For browser-based clients:
{
"allowOrigins": ["https://app.example.com"],
"allowMethods": ["GET", "POST", "PUT", "DELETE"],
"allowHeaders": ["Authorization", "Content-Type"],
"maxAge": 3600
}API Gateway handles OPTIONS preflight requests automatically when CORS is configured.
| Practice | Reason |
|---|---|
| Use Lambda Proxy integration | Simpler, full request/response control |
| Cache with appropriate TTL | Reduce Lambda invocations and cost |
| Use usage plans with API keys | Rate limiting per client |
| Use Cognito authorizer for user auth | Managed, no custom Lambda needed |
| Use Lambda Authorizer for custom auth | Token from non-AWS providers |
| Enable X-Ray tracing | End-to-end tracing across API → Lambda |
| Use stages with stage variables | Avoid hardcoding Lambda ARN in integration |
| Set 4xx/5xx CloudWatch alarms | Detect errors before users complain |
| Anti-Pattern | Impact | Fix |
|---|---|---|
| No throttling | One bad client takes down your API | Enable usage plans + throttling |
| Caching sensitive/user-specific data | User A sees User B's data | Don't cache user-specific responses; or include user ID in cache key |
| Lambda Authorizer with TTL=0 | Auth Lambda called every request = latency + cost | Set reasonable TTL (300s) |
| Exposing internal error messages | Information leakage | Use Gateway Response to customize 4xx/5xx |
| Using REST API when HTTP API is enough | 3x cost for no benefit | Start with HTTP API |
- 29-second timeout — hard limit. If Lambda takes longer, API Gateway returns 504 (Gateway Timeout). Can't be increased.
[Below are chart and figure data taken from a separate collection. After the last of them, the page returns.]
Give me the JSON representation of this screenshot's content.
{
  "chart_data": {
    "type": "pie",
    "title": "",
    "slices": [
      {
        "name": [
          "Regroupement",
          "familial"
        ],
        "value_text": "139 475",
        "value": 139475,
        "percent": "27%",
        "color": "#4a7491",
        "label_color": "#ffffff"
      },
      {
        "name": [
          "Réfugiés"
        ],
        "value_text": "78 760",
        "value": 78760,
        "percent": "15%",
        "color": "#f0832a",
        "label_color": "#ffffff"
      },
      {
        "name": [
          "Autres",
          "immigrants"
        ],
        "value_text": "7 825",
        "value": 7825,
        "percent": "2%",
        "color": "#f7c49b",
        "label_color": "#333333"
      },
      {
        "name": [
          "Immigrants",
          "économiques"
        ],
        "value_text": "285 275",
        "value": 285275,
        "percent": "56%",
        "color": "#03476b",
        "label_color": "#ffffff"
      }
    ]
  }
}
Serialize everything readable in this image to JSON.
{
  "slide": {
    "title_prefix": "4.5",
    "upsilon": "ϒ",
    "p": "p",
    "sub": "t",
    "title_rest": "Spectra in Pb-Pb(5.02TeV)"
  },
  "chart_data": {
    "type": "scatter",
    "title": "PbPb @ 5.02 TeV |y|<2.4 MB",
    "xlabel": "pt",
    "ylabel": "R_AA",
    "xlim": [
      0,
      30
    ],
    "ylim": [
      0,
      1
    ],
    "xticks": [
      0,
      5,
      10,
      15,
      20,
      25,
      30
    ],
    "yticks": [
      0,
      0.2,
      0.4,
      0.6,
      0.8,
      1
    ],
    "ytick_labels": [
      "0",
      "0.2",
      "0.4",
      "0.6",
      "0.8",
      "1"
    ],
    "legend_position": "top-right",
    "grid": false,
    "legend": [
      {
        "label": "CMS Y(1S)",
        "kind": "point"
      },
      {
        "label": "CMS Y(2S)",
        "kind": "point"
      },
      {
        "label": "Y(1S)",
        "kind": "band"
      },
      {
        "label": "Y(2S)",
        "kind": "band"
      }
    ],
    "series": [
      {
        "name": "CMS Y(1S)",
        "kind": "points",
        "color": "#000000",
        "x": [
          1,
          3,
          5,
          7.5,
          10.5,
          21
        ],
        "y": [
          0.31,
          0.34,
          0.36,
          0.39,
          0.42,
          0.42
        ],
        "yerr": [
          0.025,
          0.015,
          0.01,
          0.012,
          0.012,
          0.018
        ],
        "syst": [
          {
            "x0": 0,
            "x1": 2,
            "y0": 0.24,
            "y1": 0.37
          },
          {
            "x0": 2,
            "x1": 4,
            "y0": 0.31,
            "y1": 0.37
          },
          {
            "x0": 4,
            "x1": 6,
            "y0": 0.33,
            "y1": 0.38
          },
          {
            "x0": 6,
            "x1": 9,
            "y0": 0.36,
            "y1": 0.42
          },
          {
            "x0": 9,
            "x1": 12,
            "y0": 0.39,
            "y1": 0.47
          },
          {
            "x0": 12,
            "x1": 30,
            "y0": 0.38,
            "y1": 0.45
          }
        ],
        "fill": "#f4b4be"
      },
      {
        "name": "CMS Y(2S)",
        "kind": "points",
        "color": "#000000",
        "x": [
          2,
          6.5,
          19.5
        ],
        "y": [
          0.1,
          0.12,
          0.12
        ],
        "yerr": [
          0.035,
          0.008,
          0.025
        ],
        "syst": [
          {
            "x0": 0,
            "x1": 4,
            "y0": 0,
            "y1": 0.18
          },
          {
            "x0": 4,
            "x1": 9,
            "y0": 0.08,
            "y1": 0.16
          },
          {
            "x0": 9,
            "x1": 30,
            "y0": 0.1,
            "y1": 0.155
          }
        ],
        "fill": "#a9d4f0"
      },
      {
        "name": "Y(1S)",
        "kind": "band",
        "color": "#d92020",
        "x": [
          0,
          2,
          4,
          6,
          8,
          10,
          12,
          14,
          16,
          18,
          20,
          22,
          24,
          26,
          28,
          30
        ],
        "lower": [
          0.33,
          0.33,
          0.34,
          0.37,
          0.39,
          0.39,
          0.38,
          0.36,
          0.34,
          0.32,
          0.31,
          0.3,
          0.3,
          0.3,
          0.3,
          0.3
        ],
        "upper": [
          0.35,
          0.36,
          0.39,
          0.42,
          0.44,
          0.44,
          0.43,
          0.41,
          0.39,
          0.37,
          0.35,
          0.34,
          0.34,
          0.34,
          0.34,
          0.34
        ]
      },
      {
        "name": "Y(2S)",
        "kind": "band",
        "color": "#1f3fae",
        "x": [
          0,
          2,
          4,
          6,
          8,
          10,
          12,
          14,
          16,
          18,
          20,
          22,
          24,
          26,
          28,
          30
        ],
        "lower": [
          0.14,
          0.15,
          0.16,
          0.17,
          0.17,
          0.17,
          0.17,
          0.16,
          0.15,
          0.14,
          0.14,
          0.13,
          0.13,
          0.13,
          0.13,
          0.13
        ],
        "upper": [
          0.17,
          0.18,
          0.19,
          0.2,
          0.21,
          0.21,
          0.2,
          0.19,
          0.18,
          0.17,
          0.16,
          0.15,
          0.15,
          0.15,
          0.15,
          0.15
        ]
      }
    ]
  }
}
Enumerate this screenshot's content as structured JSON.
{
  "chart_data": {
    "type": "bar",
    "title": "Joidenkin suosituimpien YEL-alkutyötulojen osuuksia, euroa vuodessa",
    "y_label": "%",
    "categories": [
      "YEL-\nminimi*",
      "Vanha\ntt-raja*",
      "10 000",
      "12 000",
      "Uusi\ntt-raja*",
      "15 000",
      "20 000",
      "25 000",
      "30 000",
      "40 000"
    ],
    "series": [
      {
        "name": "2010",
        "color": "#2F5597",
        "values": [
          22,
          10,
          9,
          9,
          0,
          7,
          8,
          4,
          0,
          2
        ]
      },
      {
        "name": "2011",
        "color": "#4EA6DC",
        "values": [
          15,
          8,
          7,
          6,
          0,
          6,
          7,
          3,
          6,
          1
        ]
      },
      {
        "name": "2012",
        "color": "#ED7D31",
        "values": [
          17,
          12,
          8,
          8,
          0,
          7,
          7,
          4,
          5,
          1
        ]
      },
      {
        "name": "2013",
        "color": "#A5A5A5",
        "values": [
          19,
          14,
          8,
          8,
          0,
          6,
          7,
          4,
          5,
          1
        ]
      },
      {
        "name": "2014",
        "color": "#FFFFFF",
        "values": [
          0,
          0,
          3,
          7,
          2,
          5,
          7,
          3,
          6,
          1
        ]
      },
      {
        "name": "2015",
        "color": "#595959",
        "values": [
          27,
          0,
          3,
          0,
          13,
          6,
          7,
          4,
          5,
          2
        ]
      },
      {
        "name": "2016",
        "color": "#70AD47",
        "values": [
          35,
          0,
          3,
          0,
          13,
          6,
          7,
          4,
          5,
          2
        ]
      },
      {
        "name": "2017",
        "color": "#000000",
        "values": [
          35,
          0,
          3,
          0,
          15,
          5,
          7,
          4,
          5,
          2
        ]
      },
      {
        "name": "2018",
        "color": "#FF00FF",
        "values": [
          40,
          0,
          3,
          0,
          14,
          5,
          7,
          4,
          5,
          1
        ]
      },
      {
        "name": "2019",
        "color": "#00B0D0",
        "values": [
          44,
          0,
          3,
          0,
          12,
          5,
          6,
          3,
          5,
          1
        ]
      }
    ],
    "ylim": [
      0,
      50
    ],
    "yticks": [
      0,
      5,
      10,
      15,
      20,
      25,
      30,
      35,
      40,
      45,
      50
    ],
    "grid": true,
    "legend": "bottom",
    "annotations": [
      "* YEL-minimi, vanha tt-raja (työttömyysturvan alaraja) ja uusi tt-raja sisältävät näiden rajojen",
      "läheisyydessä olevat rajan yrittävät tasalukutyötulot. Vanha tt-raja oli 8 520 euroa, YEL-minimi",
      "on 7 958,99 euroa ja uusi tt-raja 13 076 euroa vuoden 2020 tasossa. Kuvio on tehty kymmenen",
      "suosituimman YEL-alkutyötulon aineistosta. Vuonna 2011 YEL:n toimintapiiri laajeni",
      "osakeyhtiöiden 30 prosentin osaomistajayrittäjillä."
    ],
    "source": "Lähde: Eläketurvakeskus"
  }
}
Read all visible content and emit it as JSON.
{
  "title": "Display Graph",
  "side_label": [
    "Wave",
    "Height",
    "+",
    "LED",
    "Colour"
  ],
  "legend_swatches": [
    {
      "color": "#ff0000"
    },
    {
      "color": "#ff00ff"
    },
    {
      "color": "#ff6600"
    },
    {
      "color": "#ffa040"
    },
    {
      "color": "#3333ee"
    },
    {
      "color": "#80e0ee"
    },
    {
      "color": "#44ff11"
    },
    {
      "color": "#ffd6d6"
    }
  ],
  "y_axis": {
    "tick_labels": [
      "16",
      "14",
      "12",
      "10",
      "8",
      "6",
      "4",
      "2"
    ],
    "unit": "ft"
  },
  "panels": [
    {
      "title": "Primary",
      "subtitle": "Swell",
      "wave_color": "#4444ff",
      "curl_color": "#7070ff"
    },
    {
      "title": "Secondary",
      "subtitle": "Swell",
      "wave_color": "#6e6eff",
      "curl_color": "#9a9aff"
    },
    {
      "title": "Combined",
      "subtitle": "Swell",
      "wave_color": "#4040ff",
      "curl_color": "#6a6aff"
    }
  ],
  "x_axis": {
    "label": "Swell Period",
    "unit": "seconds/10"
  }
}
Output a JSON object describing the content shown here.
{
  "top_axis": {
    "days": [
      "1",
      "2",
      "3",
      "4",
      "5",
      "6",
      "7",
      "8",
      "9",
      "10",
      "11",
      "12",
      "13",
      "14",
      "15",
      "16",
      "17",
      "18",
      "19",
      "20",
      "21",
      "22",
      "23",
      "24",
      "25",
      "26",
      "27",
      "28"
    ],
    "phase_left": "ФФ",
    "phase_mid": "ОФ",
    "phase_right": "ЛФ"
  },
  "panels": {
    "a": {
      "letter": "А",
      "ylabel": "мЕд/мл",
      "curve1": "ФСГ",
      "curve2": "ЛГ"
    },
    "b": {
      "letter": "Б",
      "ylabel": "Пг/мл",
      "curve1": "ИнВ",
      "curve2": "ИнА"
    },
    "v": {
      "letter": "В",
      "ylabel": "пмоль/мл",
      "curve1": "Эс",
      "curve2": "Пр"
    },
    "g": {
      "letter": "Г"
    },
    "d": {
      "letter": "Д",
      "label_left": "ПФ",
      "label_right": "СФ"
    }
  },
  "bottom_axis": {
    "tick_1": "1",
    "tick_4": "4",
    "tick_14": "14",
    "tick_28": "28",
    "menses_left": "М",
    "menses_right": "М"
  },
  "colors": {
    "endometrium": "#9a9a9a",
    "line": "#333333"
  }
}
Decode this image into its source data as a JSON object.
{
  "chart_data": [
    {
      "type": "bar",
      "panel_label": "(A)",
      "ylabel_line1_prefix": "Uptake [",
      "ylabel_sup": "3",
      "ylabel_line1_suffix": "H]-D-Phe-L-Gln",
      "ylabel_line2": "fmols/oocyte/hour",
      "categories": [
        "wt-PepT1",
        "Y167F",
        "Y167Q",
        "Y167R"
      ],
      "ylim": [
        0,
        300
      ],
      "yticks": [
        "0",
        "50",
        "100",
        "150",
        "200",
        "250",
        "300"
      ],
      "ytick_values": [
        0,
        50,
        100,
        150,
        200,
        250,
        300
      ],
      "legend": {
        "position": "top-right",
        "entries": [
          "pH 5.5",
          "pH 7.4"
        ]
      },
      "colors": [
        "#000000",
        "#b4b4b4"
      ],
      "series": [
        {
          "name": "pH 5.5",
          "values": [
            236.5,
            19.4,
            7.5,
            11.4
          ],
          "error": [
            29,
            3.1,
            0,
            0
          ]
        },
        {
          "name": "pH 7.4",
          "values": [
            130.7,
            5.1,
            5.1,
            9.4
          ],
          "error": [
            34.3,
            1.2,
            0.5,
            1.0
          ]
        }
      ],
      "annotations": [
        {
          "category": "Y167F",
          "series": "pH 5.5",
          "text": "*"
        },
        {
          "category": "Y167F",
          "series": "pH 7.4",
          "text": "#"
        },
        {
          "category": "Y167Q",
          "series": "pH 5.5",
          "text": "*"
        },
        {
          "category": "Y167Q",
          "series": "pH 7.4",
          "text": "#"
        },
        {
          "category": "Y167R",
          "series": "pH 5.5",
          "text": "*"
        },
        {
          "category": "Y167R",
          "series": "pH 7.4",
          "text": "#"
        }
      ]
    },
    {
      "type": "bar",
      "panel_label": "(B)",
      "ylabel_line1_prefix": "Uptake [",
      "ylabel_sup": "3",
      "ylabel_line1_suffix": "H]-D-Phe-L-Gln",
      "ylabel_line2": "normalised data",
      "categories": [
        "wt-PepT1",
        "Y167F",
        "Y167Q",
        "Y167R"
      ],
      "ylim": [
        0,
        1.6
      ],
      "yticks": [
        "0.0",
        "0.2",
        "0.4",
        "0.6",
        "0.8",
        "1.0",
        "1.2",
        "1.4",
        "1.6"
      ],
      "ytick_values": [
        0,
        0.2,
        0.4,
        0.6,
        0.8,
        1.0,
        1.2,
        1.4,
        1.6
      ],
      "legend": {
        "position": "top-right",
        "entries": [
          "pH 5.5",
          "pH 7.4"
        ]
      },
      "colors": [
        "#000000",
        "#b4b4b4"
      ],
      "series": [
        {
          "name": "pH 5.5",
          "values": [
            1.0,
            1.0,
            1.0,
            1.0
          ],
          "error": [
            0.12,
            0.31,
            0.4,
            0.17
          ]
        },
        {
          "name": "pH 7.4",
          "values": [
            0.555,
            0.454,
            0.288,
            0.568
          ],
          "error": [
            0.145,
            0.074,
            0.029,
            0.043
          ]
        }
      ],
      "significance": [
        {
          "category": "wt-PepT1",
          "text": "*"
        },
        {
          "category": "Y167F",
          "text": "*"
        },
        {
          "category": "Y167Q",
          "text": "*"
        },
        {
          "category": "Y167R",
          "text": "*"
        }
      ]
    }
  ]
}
- 10MB payload limit — max request/response body size.
- HTTP API is NOT the same as REST API — HTTP API lacks WAF, caching, usage plans.
- Lambda Proxy vs Lambda Custom: Proxy = entire HTTP request to Lambda. Custom = mapping template transforms.
- Edge-Optimized vs Regional vs Private:
- Edge-Optimized: CloudFront in front, global users
- Regional: deployed in specific region, same-region clients
- Private: only accessible within VPC
- Stages need deployment — changes to API don't go live until you deploy to a stage.
- CORS must be enabled on API Gateway AND Lambda must return CORS headers (for Lambda Proxy).
- API Keys alone are NOT security — they're for throttling/monitoring, not auth. Use + IAM/Cognito/Lambda Authorizer for real auth.
Q: API returns 504 error occasionally under heavy load? → Lambda timeout exceeded. Optimize Lambda or return response asynchronously (SQS pattern).
Q: How to build a real-time chat with API Gateway? → Use WebSocket API + Lambda + DynamoDB (store connection IDs).
Q: Different clients need different rate limits? → Usage Plans + API Keys.
Q: Third-party OAuth2 provider for auth? → Lambda Authorizer or HTTP API's native JWT Authorizer.
Q: Reduce costs on a read-heavy product catalog API? → Enable API Gateway caching with appropriate TTL.
Q: Call DynamoDB directly from API Gateway without Lambda? → Use AWS Service Integration with Mapping Templates.